Entre 1505 e 1870 foram escravizados e transportados à América aproximadamente dez milhões de africanos, na migração mais extraordinária da história do homem. Os ingleses, que a princípio rejeitavam a escravidão, aderiram entusiasmados ao comércio de escravos, quando viram os copiosos benefícios obtidos do trabalho escravo pelos seus detestados rivais colonialistas, os espanhóis. A Inglaterra envolveu-se no mercado de escravos a meados do século XVII, se bem que já tinha levado africanos às suas colónias norte-americanas em 1619 um ano antes da chegada dos Pilgrims para trabalharem como servos forçados. Em 1788 Alexander Falconbridge estabeleceu seu An Account of the Slave Trade na costa africana: "Os pobres infelizes são obrigados às vezes também a cantar; mas quando o fazem, suas canções são geralmente saudosos lamentos devido ao exílio do seu país natal."
A este exílio somou-se uma nova demonstração de desumanização: a dissolução (através do sistema de leilão) de qualquer laço familiar ou tribal que tivesse sobrevivido ao deslocamento desde a África. As expressões da cultura e da religião eliminaram-se na sua maior parte, já que qualquer reunião se podia considerar como um pretexto para a insurreição. Privados da identidade do seu passado cultural e sem a possibilidade de se criar uma nova, os africanos da América não possuíam uma instituição que lhes oferecesse um núcleo cultural, um lugar de reunião fora do universo e da ideologia dos brancos até que surgiu a igreja afro-americana.

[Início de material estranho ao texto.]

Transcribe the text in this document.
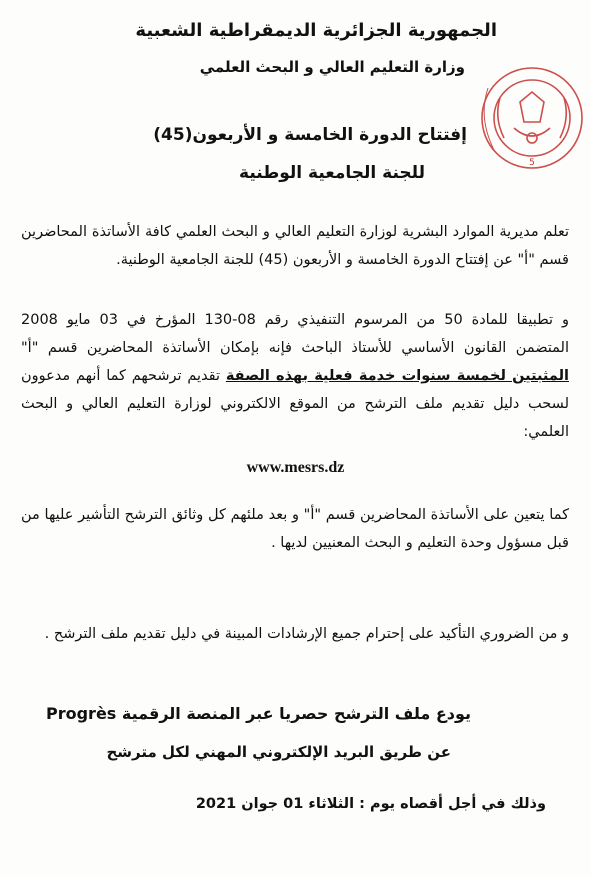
الجمهورية الجزائرية الديمقراطية الشعبية
وزارة التعليم العالي و البحث العلمي
5
إفتتاح الدورة الخامسة و الأربعون(45)
للجنة الجامعية الوطنية
تعلم مديرية الموارد البشرية لوزارة التعليم العالي و البحث العلمي كافة الأساتذة المحاضرين قسم "أ" عن إفتتاح الدورة الخامسة و الأربعون (45) للجنة الجامعية الوطنية.
و تطبيقا للمادة 50 من المرسوم التنفيذي رقم 08-130 المؤرخ في 03 مايو 2008 المتضمن القانون الأساسي للأستاذ الباحث فإنه بإمكان الأساتذة المحاضرين قسم "أ" المثبتين لخمسة سنوات خدمة فعلية بهذه الصفة تقديم ترشحهم كما أنهم مدعوون لسحب دليل تقديم ملف الترشح من الموقع الالكتروني لوزارة التعليم العالي و البحث العلمي:
www.mesrs.dz
كما يتعين على الأساتذة المحاضرين قسم "أ" و بعد ملئهم كل وثائق الترشح التأشير عليها من قبل مسؤول وحدة التعليم و البحث المعنيين لديها .
و من الضروري التأكيد على إحترام جميع الإرشادات المبينة في دليل تقديم ملف الترشح .
يودع ملف الترشح حصريا عبر المنصة الرقمية Progrès
عن طريق البريد الإلكتروني المهني لكل مترشح
وذلك في أجل أقصاه يوم : الثلاثاء 01 جوان 2021
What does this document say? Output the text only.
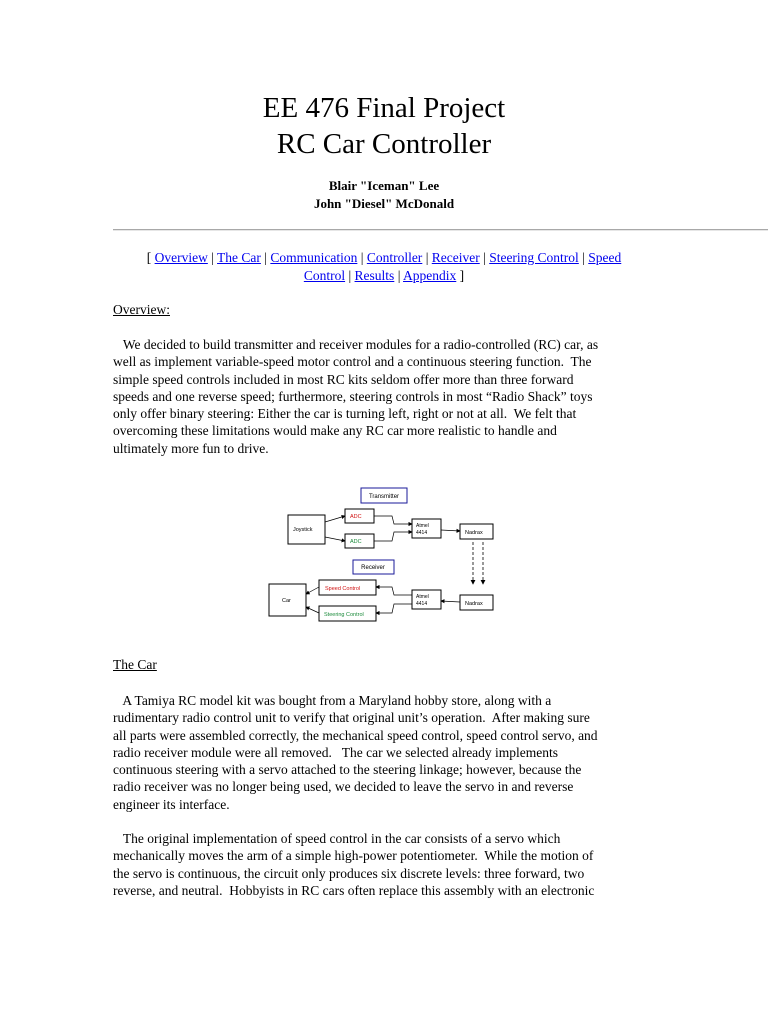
EE 476 Final Project
RC Car Controller
Blair "Iceman" Lee
John "Diesel" McDonald
[ Overview | The Car | Communication | Controller | Receiver | Steering Control | Speed
Control | Results | Appendix ]
Overview:
We decided to build transmitter and receiver modules for a radio-controlled (RC) car, as
well as implement variable-speed motor control and a continuous steering function.  The
simple speed controls included in most RC kits seldom offer more than three forward
speeds and one reverse speed; furthermore, steering controls in most “Radio Shack” toys
only offer binary steering: Either the car is turning left, right or not at all.  We felt that
overcoming these limitations would make any RC car more realistic to handle and
ultimately more fun to drive.
Transmitter
Joystick
ADC
ADC
Atmel
4414	Nadrax
Receiver
Car
Speed Control
Steering Control
Atmel
4414	Nadrax
The Car
A Tamiya RC model kit was bought from a Maryland hobby store, along with a
rudimentary radio control unit to verify that original unit’s operation.  After making sure
all parts were assembled correctly, the mechanical speed control, speed control servo, and
radio receiver module were all removed.   The car we selected already implements
continuous steering with a servo attached to the steering linkage; however, because the
radio receiver was no longer being used, we decided to leave the servo in and reverse
engineer its interface.
The original implementation of speed control in the car consists of a servo which
mechanically moves the arm of a simple high-power potentiometer.  While the motion of
the servo is continuous, the circuit only produces six discrete levels: three forward, two
reverse, and neutral.  Hobbyists in RC cars often replace this assembly with an electronic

O primeiro batismo de um africano que se tem conhecimento nas colônias norte-americanas ocorreu em 1641. O ardor missionário na América foi abrandado devido a uma preocupante questão: batizar um africano lhe dava o direito a liberdade? Foram aprovadas leis a esse respeito de forma que isso não ocorresse, mas ainda não existia muita pressa para cristianizar os bens humanos dos colonos. Esta mentalidade mudou nos anos trinta do século XVIII, com o Grande Despertar, um ressurgimento religioso que se estendeu pela Inglaterra e América e que por fim considerou plausível que os escravos se covertessem. Entre os missionários que chegaram a América nessa década do século XVIII encontrava-se John Wesley, o fundador do metodismo. Suas pregações foram interrompidas pelos hinos do doutor Isaac Watts, um pastor, médico e compositor inglês, cuja música era mais viva e as letras eram mais próxima à linguagem daquela época do que os cerimoniosos salmos de então. As edições coloniais e spirituals dos hinos de Watts apareceram pela primeira vez em 1739 e demostraram ser especialmente populares entre os escravos. A formação religiosa que lhes ofereciam Wesley e os missionários, incluíam tanto as sagradas escrituras como também os hinos que reforçavam as pregações. Em 1755, o reverendo Samuel Davies, um evangelista presbiteriano, escreveu: “Não posso deixar de observar que os negros, mais que outras espécies humanas que conheço, tem o melhor ouvido para música. Experimentam uma espécie de gozo estático com a salmodia”.
Em 1760, o reverendo Todd, um missionário que distribuia livros de hinos entre os escravos recém convertidos, lamentava ver-se obrigado a mandar de volta, e com as mãos vazias, as diversas pessoas que tinham vindo para lhe pedir os salmos e os hinos de Watts.
Era 1800, nos Estados Unidos viviam mais de um milhão de negros, o que vinha a ser um 19 por cento da população total da nação. Mais de cem mil eram livres e entre esses encontravam-se os fundadores das primeiras igrejas afro-americanas. Richard Allen fundou a Igreja Metodista Episcopal Africana de Bethel na Filadélfia em 1794 e em 1801 publicou o primeiro hinário concebido exclusivamente para o uso de uma congregação negra.
A criação de igrejas negras segregadas foi de certa forma a resposta do mal-estar branco pela presença negra (também segregada) nos lugares de culto americanos, mas também proporcionou um verdadeiro centro comunitário longe das sanções e observações dos brancos. Este centro demonstrou ser firme como uma rocha durante gerações e transformou os seus pregadores em líderes da comunidade, que tomaram a sério o conselho de Watts: “Pastores também poderiam cultivar a capacidade de compor canções espirituais e utilizá-las juntamente com outras partes do ofício, pregar e orar”.